Yearning for the Gentleness of the Past
The vicissitudes of life continue to overpower us. We dream about the past, but we crave the future. And what a different future it is! Unimaginable by our ancestors. Each generation has such an anecdote of its own.
When I think of Karachi, the first picture to flash across my mind is of my school, St Joseph’s Convent, and the magnificent church that stood beside it, St. Patrick’s Cathedral. The grand structure, standing tall, just beyond it, the white marble stairs, arching beautifully downwards — I saw it nearly every day for ten years, as I hopped out of the car and scurried into the gates, the weight of my hefty school bag, a friend to gravity, pulling me downwards, as I trotted down the wide pathway. Not an image, I’m sure, that would occur to people across the globe when they hear this city mentioned.
The word “Karachi” holds a different meaning to the rest of the world, a definition construed by the Western media. I wish that the twists and turns of Karachi and its people could be seen and read by people across the seas. The irony of globalization is that we live in a one-click world, and yet people continue to exhibit ignorance of the finest nature.
There are people who see Pakistan from a myopic point of view, who write extremely painful things about this diverse country. Never having visited, never having experienced. They cannot fathom that a “Moozlum” studied in a Christian school. In fact, most didn’t even know that convent schools exist in my country — in their mind, a country full of bearded men and blanketed women. And so when I get into conversation with people who regard Pakistan as a nation always in the crosshairs of everything bad in the world, I narrate a tale or two from my school days, accounts of how I sang Christmas carols and painted Easter eggs.
Nostalgia creeps in as I listen to my mother recall memories from her school days at the same institution. Finally, something our different generations can relate to! And other times she tells me stories that surprise me, like the time she stood in line to greet the Queen on her visit to Karachi.

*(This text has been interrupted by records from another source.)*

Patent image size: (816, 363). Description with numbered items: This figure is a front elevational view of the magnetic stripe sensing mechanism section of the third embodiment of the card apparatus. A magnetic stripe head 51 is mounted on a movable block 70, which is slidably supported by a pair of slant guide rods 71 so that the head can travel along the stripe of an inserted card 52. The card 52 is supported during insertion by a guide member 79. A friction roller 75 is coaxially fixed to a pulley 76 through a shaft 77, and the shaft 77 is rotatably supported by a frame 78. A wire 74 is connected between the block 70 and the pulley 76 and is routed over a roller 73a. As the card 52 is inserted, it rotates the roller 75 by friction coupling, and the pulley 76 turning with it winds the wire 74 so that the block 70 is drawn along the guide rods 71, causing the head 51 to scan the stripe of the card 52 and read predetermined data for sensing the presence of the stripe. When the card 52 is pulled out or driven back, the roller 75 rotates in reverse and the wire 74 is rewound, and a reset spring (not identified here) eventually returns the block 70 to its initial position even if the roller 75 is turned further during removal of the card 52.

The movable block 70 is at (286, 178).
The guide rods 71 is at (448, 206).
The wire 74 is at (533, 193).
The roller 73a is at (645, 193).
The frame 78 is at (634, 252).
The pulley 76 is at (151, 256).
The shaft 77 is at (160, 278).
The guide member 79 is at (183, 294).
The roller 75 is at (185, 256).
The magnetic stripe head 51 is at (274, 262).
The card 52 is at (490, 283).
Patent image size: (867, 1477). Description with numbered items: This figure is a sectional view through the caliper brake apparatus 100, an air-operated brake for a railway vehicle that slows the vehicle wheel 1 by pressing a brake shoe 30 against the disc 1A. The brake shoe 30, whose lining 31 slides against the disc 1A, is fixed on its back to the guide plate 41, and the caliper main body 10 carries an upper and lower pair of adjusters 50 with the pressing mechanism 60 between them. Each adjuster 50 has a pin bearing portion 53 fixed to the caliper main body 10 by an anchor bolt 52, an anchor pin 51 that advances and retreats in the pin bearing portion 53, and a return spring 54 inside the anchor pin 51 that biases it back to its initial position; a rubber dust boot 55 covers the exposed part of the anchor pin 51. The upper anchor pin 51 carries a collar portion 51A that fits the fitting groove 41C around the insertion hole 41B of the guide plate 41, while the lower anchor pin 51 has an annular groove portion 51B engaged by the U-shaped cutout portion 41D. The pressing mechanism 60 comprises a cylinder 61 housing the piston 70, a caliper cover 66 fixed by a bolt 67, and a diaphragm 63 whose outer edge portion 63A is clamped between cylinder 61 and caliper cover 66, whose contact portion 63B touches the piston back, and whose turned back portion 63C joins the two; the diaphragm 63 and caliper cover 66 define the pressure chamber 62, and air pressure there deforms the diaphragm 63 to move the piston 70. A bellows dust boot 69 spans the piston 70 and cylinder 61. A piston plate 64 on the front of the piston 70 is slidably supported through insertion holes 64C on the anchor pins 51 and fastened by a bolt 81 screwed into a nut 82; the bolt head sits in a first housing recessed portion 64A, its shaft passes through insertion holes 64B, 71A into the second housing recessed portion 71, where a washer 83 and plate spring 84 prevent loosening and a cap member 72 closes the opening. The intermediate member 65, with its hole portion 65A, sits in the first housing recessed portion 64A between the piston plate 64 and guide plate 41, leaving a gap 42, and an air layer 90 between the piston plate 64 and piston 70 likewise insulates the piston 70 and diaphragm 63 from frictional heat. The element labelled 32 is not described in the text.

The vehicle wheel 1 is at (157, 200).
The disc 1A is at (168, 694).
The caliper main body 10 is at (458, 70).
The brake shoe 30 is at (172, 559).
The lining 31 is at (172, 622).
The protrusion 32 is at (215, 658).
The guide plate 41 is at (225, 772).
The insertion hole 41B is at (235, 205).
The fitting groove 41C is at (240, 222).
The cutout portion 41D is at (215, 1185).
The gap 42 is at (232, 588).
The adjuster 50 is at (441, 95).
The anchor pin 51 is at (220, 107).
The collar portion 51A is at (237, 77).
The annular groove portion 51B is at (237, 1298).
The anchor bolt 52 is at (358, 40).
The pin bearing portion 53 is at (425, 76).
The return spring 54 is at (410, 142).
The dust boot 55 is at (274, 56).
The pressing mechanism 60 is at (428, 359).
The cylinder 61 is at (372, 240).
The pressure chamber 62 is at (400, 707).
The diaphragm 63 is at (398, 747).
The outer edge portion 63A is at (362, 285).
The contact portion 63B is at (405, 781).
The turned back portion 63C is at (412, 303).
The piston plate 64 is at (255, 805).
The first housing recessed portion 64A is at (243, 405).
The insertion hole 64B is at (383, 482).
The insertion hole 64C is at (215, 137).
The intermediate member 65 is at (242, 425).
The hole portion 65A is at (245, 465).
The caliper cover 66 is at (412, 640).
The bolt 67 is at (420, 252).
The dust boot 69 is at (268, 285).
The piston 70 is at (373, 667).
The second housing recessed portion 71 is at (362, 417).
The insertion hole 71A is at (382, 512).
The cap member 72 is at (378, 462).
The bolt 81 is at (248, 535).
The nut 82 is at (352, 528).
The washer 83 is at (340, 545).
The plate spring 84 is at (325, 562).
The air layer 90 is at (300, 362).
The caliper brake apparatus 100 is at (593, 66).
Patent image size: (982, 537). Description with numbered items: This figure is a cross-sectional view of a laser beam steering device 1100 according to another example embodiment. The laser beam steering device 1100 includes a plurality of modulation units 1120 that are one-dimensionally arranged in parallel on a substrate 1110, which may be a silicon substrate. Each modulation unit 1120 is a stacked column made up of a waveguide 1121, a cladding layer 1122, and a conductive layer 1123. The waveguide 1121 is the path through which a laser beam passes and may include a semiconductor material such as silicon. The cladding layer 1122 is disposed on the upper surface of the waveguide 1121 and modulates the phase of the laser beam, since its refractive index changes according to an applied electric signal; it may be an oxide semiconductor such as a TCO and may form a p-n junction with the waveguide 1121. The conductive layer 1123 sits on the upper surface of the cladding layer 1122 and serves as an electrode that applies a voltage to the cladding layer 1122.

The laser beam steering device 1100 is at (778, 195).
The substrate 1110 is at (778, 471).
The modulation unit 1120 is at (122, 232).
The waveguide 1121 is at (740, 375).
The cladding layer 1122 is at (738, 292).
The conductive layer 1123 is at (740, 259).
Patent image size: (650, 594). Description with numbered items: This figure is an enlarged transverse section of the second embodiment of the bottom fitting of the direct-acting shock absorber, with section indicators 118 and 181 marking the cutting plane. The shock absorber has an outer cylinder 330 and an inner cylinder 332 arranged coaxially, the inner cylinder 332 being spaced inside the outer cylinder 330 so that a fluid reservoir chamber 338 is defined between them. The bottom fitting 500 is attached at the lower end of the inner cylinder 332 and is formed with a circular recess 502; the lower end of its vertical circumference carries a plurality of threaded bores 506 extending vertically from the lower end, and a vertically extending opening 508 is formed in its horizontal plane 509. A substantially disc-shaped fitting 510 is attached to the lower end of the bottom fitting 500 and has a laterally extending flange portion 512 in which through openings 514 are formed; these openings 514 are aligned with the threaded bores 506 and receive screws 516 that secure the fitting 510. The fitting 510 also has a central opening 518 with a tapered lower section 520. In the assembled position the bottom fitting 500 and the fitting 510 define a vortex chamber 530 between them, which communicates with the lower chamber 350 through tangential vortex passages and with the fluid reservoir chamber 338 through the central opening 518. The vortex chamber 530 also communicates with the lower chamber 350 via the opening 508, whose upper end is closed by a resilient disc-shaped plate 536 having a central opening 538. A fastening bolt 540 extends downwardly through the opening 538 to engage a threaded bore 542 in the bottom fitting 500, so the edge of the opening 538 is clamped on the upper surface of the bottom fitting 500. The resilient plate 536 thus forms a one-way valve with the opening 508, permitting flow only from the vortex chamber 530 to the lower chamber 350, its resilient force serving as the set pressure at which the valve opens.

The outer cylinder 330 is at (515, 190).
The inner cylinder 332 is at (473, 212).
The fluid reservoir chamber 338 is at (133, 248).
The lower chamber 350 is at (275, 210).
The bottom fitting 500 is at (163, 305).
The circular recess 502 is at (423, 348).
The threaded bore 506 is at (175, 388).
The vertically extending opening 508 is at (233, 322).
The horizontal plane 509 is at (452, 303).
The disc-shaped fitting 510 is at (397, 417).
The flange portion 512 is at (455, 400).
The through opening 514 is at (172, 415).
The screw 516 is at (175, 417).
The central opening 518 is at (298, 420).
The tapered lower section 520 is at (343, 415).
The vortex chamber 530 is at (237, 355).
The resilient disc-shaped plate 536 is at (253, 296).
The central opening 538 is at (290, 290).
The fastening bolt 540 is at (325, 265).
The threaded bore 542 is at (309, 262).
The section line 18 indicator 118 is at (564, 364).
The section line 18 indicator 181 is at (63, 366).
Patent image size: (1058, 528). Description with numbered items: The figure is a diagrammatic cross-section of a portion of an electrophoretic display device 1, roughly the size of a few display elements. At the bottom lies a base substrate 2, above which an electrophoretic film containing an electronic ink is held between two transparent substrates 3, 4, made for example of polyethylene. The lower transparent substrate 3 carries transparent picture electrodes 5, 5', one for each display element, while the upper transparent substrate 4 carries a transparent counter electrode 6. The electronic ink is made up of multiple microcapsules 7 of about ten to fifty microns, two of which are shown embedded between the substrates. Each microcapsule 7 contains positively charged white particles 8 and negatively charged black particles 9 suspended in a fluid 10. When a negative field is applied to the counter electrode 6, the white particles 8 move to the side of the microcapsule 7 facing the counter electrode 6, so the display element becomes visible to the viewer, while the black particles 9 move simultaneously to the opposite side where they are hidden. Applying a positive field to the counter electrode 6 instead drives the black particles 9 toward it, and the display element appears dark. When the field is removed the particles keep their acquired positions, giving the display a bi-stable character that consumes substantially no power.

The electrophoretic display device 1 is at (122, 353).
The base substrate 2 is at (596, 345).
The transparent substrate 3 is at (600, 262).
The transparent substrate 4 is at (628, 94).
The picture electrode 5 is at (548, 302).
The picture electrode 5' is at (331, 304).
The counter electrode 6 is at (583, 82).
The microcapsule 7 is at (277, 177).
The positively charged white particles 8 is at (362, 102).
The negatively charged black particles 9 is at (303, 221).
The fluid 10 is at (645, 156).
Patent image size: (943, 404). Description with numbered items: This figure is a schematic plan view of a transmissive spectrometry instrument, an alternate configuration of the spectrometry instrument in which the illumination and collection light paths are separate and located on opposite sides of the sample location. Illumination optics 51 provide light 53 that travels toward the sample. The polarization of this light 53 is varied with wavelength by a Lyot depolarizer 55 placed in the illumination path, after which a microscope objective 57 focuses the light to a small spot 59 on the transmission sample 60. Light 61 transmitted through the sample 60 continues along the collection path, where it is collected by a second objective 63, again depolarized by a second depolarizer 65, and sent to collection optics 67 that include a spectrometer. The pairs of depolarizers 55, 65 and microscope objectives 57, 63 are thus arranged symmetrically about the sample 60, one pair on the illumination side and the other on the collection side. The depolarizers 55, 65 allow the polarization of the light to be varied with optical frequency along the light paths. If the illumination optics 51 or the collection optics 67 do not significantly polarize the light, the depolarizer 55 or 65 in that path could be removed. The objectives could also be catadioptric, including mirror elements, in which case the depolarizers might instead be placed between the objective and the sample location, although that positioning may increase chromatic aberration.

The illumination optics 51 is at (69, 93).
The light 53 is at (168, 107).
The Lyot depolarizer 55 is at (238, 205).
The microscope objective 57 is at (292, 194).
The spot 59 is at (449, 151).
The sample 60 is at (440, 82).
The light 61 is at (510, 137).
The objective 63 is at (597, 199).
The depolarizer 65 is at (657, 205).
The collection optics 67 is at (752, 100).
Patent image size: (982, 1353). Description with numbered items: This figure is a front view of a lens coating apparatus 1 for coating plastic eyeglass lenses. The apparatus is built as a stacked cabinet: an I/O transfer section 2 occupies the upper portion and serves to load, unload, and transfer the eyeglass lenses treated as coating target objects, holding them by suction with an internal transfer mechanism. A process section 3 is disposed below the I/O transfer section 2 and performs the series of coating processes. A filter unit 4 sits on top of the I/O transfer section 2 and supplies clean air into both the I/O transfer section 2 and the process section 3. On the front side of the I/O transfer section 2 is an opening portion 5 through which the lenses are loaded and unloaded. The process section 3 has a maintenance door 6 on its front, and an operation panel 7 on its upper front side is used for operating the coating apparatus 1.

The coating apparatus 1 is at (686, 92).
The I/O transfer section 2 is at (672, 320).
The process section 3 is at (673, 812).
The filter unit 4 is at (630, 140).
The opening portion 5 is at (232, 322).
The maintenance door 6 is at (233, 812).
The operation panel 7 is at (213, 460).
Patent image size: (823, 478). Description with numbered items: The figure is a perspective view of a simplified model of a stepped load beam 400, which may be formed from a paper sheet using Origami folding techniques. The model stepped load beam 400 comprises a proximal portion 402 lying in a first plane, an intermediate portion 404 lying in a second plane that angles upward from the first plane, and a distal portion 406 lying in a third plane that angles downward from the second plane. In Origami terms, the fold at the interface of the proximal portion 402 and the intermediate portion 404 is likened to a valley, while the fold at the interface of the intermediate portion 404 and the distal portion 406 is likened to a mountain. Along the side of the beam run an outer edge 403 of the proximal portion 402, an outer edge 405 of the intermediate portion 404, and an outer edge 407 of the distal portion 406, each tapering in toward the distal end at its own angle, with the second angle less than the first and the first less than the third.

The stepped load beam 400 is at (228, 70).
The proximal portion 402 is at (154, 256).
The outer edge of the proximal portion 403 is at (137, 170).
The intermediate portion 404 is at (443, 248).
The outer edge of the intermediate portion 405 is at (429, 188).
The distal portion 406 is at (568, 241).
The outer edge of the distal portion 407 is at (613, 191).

I hear how an aunt in the family got the first television set. The seriousness and excitement with which they’d watch that black-and-white screen! Then she tells me of the trams. Now, that would certainly have been something wonderful to experience in the City of Lights! I Googled them, and came across the blogs of sentimental Pakistanis, writing about how accustomed Karachiites were to seeing trams around the city. But now they are just a memory.
Now, the time has come for me to fill the shoes of the storyteller and reminisce about the good old days. I tell children of a time when there was a grand total of one TV channel, how I saw the transition to two, and then some more. I tell them of floppy disks, which became slightly smaller, and finally became no more. Of videotapes and cassettes. The simple but fun games we used to play — seven tiles, marbles, bones — games the children of today would find quaint and amusing. I remember fishing out one and two rupee notes and 50 paisa coins. Then time took over and these scraps of paper and metal were long forgotten. This generation’s faces show bewilderment when they hear my stories. I, too, will be the butt of all jokes, when children rummage through my ancient belongings and turn up their noses at the sight of my cassette tapes.
There is no use wanting and wishing for times past. We must move on and happily so. We must adapt. But some things should never change. This is a sad fact in this fast-moving world — its frightful pace. What should seem revolutionary is now just a matter of fact. Computers turned to laptops and now iPads. Where is the sharp intake of breath and overwhelming feeling of witnessing the extraordinary? Unfortunately it is lost in today’s insouciant time.
We must slow down. Our whole city is buzzing a little too much. We even rush to our yoga classes, cell phones placed beside us as we learn to relax. On the move, on the go! By choice, or by design? A little bit of both.
Time waits for no man, but let’s not try to out race it. Breathe. Be free from the domination of time. Ah, my dear city and its people, how I yearn for the gentleness of the past. People and places, both have transformed. Some for the better, some not, and some because they had no choice — or so they say.
Isn’t there always a choice? Indeed. But it takes courage to tussle with the flow directed at you and stand tall against the tide flowing towards you.